Coming back newly inspired, he decided he wanted to write some more tracks from scratch on the computer. I brought up his statement about us having enough songs, only to be met by a blank look. Now, Barney had an equation for writing and recording. He reckoned that each track took a month from start to finish, which for New Order wasn’t far wrong. So by adding three more he was lengthening the session by another three months at least.

‘So?’ he said.

That was it. As we know, readers, it’s not do as I do, it’s do as I say. And if you’re wondering which three songs I’m talking about:

1. ‘I Told You So’

2.   ‘Scott Walker’, which became ‘Recoil’

3.   I’ve Got a Feeling’

Back in Real World it was still chaos. Barney enlisted even more help, bringing in Mac Quayle (another Electronic find) from New York, to re-program ‘Guilt Is a Useless Emotion’ and ‘Shake It Up’. The studio was full of people I hardly knew. The record company would come down and tell us they didn’t like where it was going and go off to think of someone else to bring in. It was really going from the sublime to the ridiculous.

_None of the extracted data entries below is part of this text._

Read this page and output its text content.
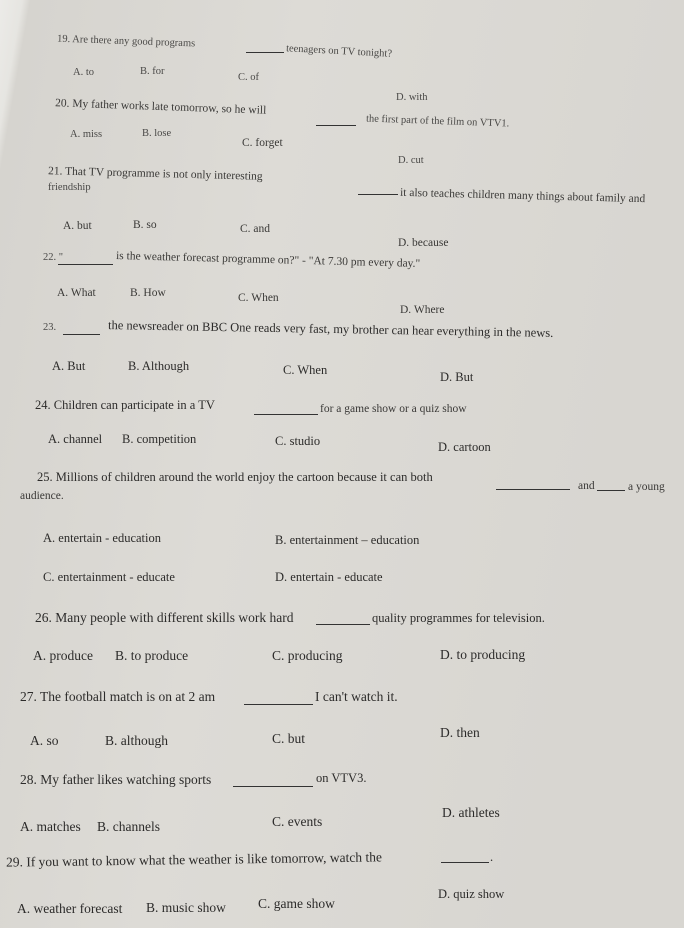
19. Are there any good programs
teenagers on TV tonight?
A. to	B. for
C. of
D. with
20. My father works late tomorrow, so he will
the first part of the film on VTV1.
A. miss	B. lose
C. forget
D. cut
21. That TV programme is not only interesting
it also teaches children many things about family and
friendship
A. but	B. so	C. and
D. because
22. "	is the weather forecast programme on?" - "At 7.30 pm every day."
A. What	B. How	C. When
D. Where
23.	the newsreader on BBC One reads very fast, my brother can hear everything in the news.
A. But	B. Although	C. When	D. But
24. Children can participate in a TV	for a game show or a quiz show
A. channel B. competition	C. studio	D. cartoon
25. Millions of children around the world enjoy the cartoon because it can both
and	a young
audience.
A. entertain - education	B. entertainment – education
C. entertainment - educate	D. entertain - educate
26. Many people with different skills work hard	quality programmes for television.
A. produce B. to produce	C. producing	D. to producing
27. The football match is on at 2 am	I can't watch it.
A. so	B. although	C. but	D. then
28. My father likes watching sports	on VTV3.
A. matches B. channels	C. events
D. athletes
29. If you want to know what the weather is like tomorrow, watch the	.
A. weather forecast B. music show C. game show
D. quiz show
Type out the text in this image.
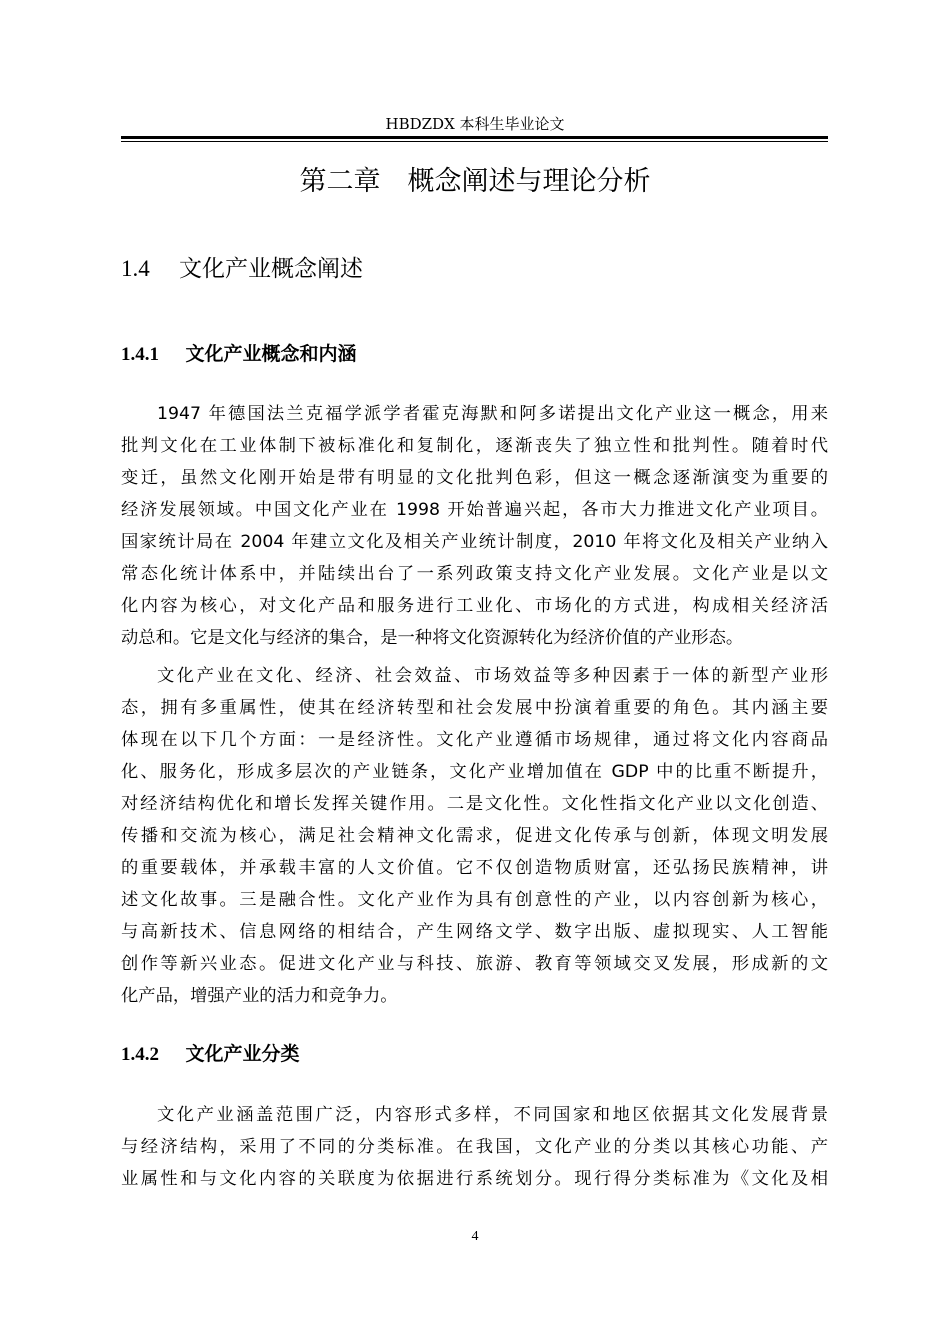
HBDZDX 本科生毕业论文
第二章　概念阐述与理论分析
1.4 文化产业概念阐述
1.4.1 文化产业概念和内涵
1947 年德国法兰克福学派学者霍克海默和阿多诺提出文化产业这一概念，用来
批判文化在工业体制下被标准化和复制化，逐渐丧失了独立性和批判性。随着时代
变迁，虽然文化刚开始是带有明显的文化批判色彩，但这一概念逐渐演变为重要的
经济发展领域。中国文化产业在 1998 开始普遍兴起，各市大力推进文化产业项目。
国家统计局在 2004 年建立文化及相关产业统计制度，2010 年将文化及相关产业纳入
常态化统计体系中，并陆续出台了一系列政策支持文化产业发展。文化产业是以文
化内容为核心，对文化产品和服务进行工业化、市场化的方式进，构成相关经济活
动总和。它是文化与经济的集合，是一种将文化资源转化为经济价值的产业形态。
文化产业在文化、经济、社会效益、市场效益等多种因素于一体的新型产业形
态，拥有多重属性，使其在经济转型和社会发展中扮演着重要的角色。其内涵主要
体现在以下几个方面：一是经济性。文化产业遵循市场规律，通过将文化内容商品
化、服务化，形成多层次的产业链条，文化产业增加值在 GDP 中的比重不断提升，
对经济结构优化和增长发挥关键作用。二是文化性。文化性指文化产业以文化创造、
传播和交流为核心，满足社会精神文化需求，促进文化传承与创新，体现文明发展
的重要载体，并承载丰富的人文价值。它不仅创造物质财富，还弘扬民族精神，讲
述文化故事。三是融合性。文化产业作为具有创意性的产业，以内容创新为核心，
与高新技术、信息网络的相结合，产生网络文学、数字出版、虚拟现实、人工智能
创作等新兴业态。促进文化产业与科技、旅游、教育等领域交叉发展，形成新的文
化产品，增强产业的活力和竞争力。
1.4.2 文化产业分类
文化产业涵盖范围广泛，内容形式多样，不同国家和地区依据其文化发展背景
与经济结构，采用了不同的分类标准。在我国，文化产业的分类以其核心功能、产
业属性和与文化内容的关联度为依据进行系统划分。现行得分类标准为《文化及相
4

But against all the odds we got all the songs finished and adjourned to Olympic Studios in Barnes, to do our mixing or await mixes from the various producers. At last the end was in sight. It was summer 2003.

Over the years, Rebecca and Andy were coming in with offers of tours for all round the world, and I was busting for the group to take a break and earn a bit of money, but all the way through New (New) Order or New Order II, Barney’s mantra that you can’t do two things at once stuck. For some reason it was OK to take a holiday for a few weeks and make an album, but you can’t gig once or go on tour for a week and make an album.

Besides, he still loved being in the studio. For most bands it’s a case of wanting to get the recording done, because it’s so bloody expensive and they can’t wait to get out of there and gig. I felt that for Barney it was a case of, ‘Let’s string this out for as long as we can, so we don’t have to gig.’ It used to drive me mad, and it certainly drove me to drink.

Luckily, salvation arrived in the form of a second career. Thanks to the advice of Mani, I was going to become a DJ.